Growing your own veg may save on airmiles, pesticides, and your pocket, but with UN research showing 98% of vegetable varieties have disappeared in the last century, it could also mean you're keeping alive an endangered species on your very own windowsill.
While 7,000 plants have been cultivated since farming began, nearly all of the world's food - 90% - comes from 15 plant species alone. But now organic food brand Seeds Of Change has teamed up with Garden Organic, the charity that safeguards the UK's Heritage Seed Library, to get Brits growing 10 varieties of veg that were common before the on-set of modern agriculture.
Promoted by celebrity chef Raymond Blanc and TV gardener Kim Wilde, the Dig Your Dinner campaign is also donating 1% of the sales of the tomato, onion, pea, cucumber and French bean varieties to Garden Organic to help safeguard Britain's veg even further.

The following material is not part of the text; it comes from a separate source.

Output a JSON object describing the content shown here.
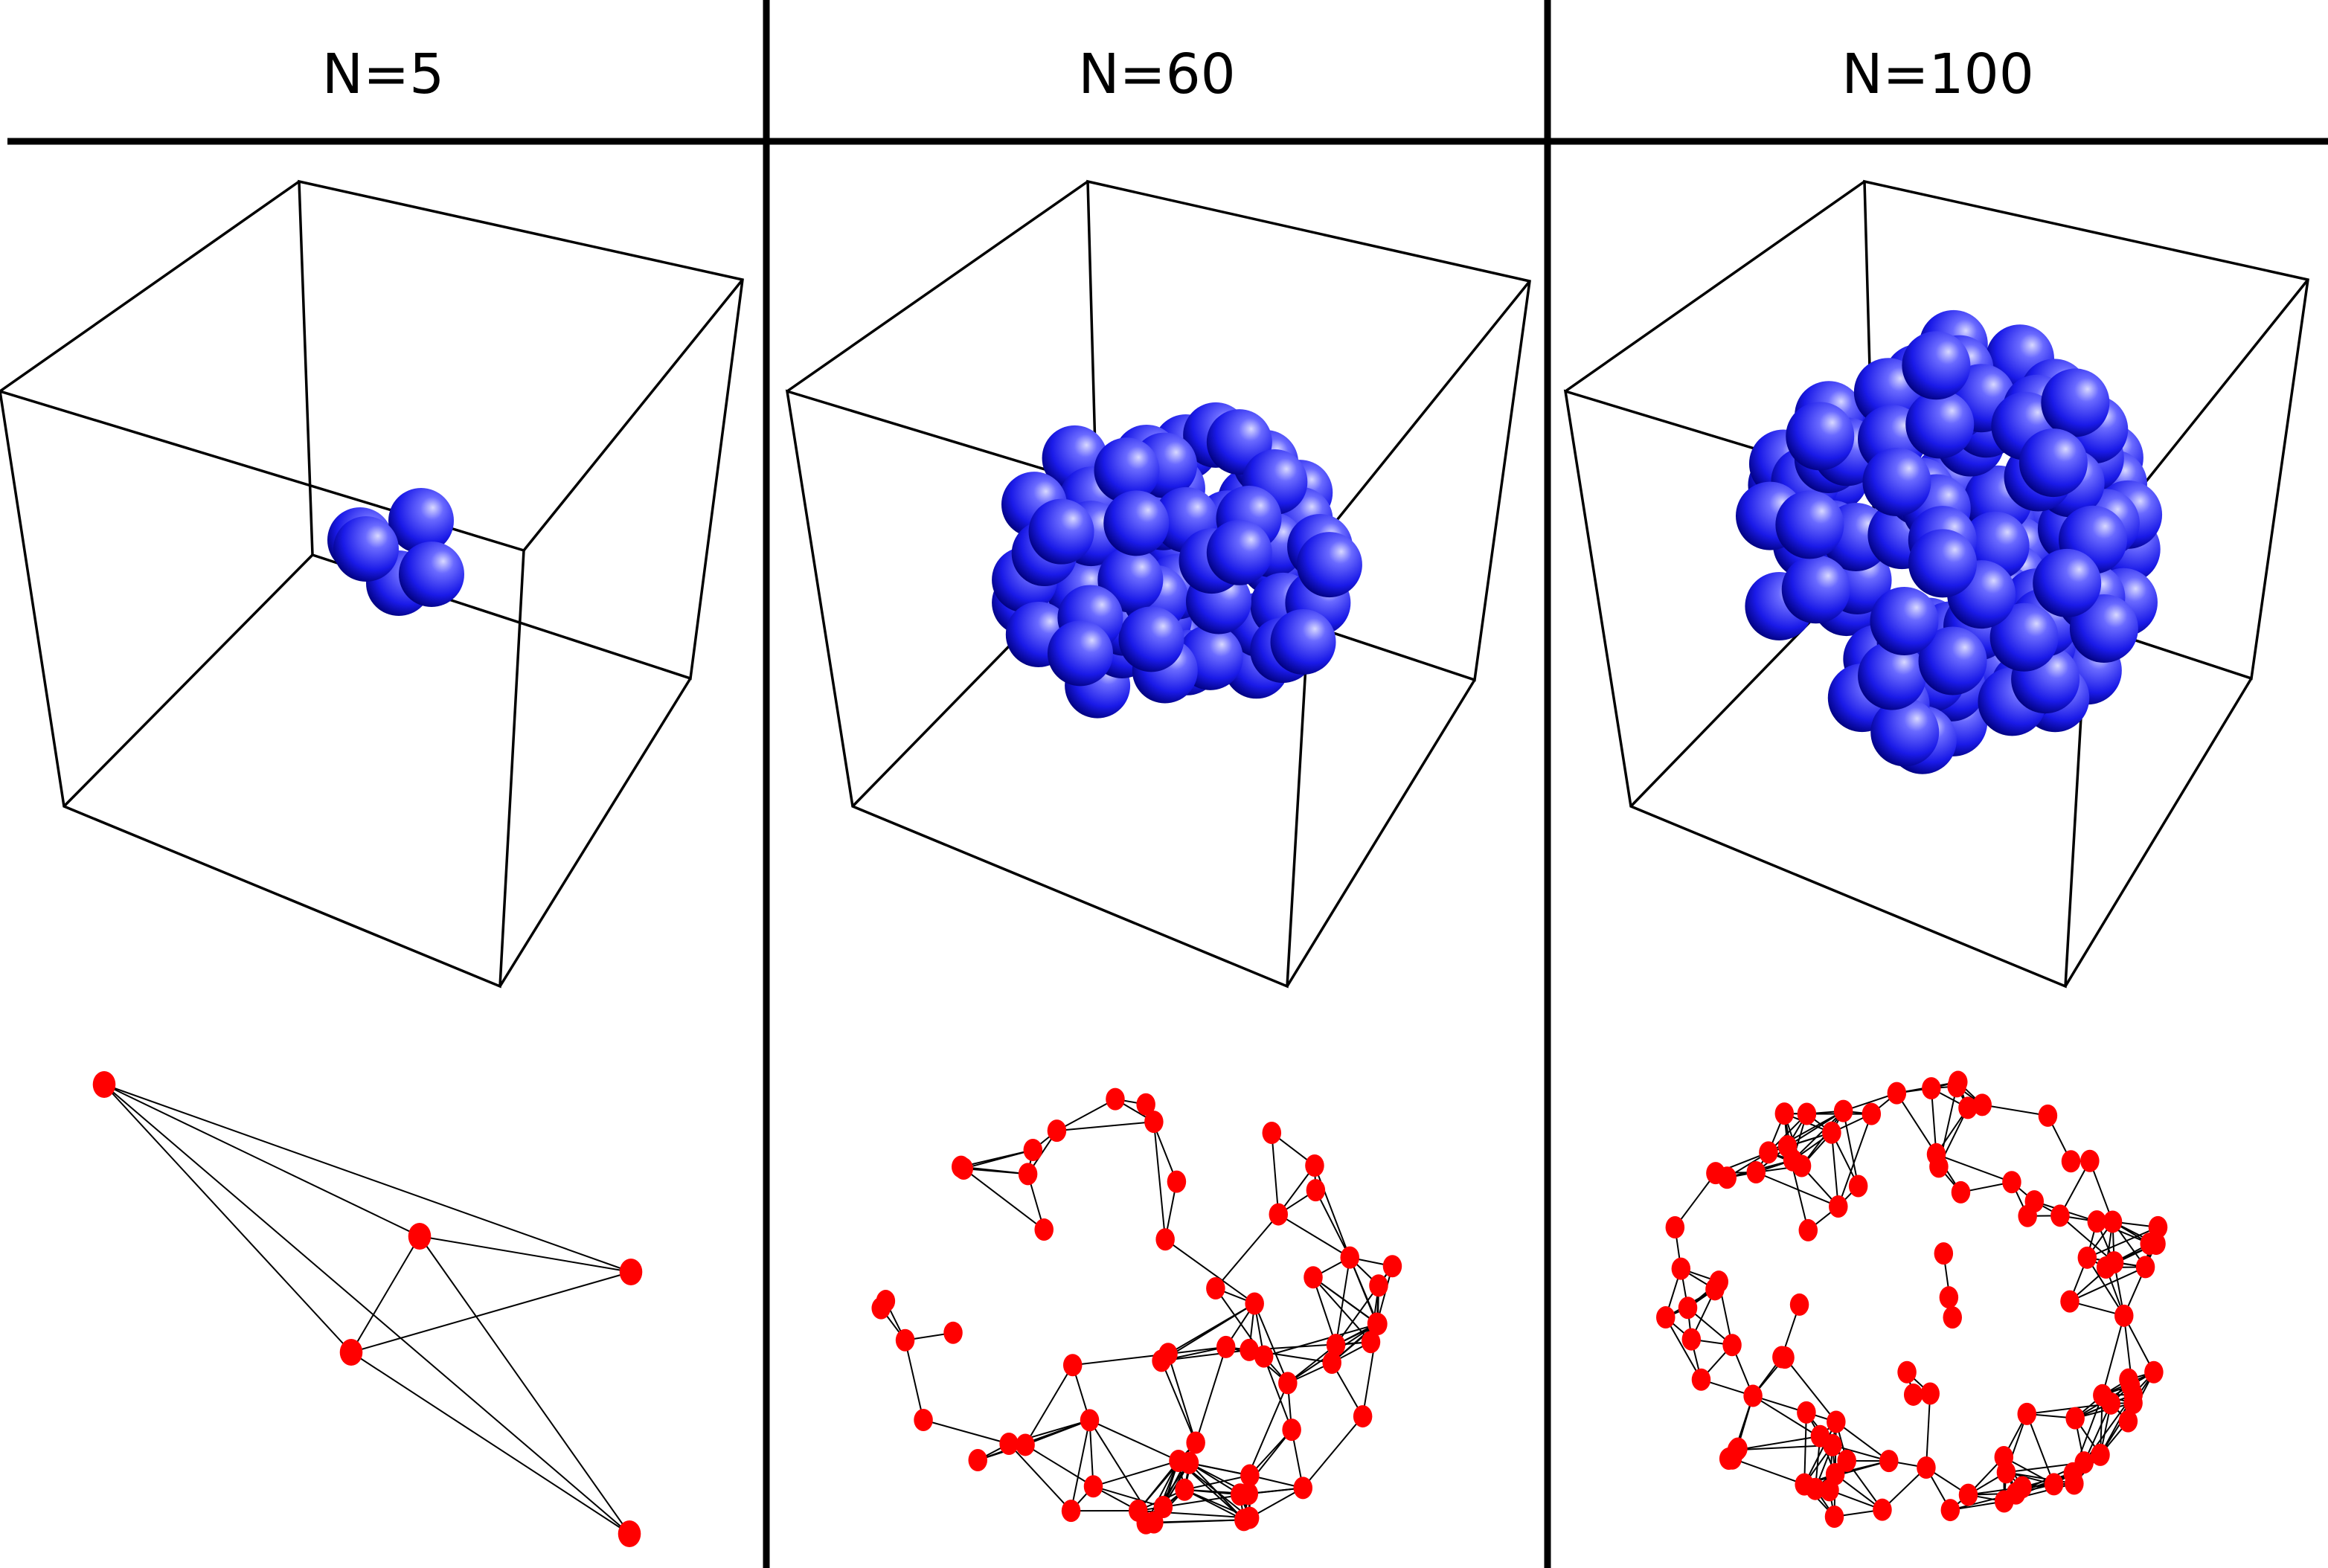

"I'm a great believer in having a go at growing your own veg, even if you haven't got a clue how to do it," explains Kim, who didn't start herself until her 30s. "I was overwhelmed when I started and had this terrible idea I couldn't grow anything. But I quickly realised it was a simple matter of sowing a seed and looking after it a little bit, and in planting a seed, you suddenly find yourself being interested in being a cook again. It tastes fantastic and you know where it's coming from."
The Dig Your Dinner seeds include the Brighstone Dwarf French Bean, said to have been saved from a shipwreck off the west coast of the Isle of Wight in the late 1800s; and the Gravedigger Pea, a sweet variety cultivated by a gravedigger in Kidlington, near Oxford.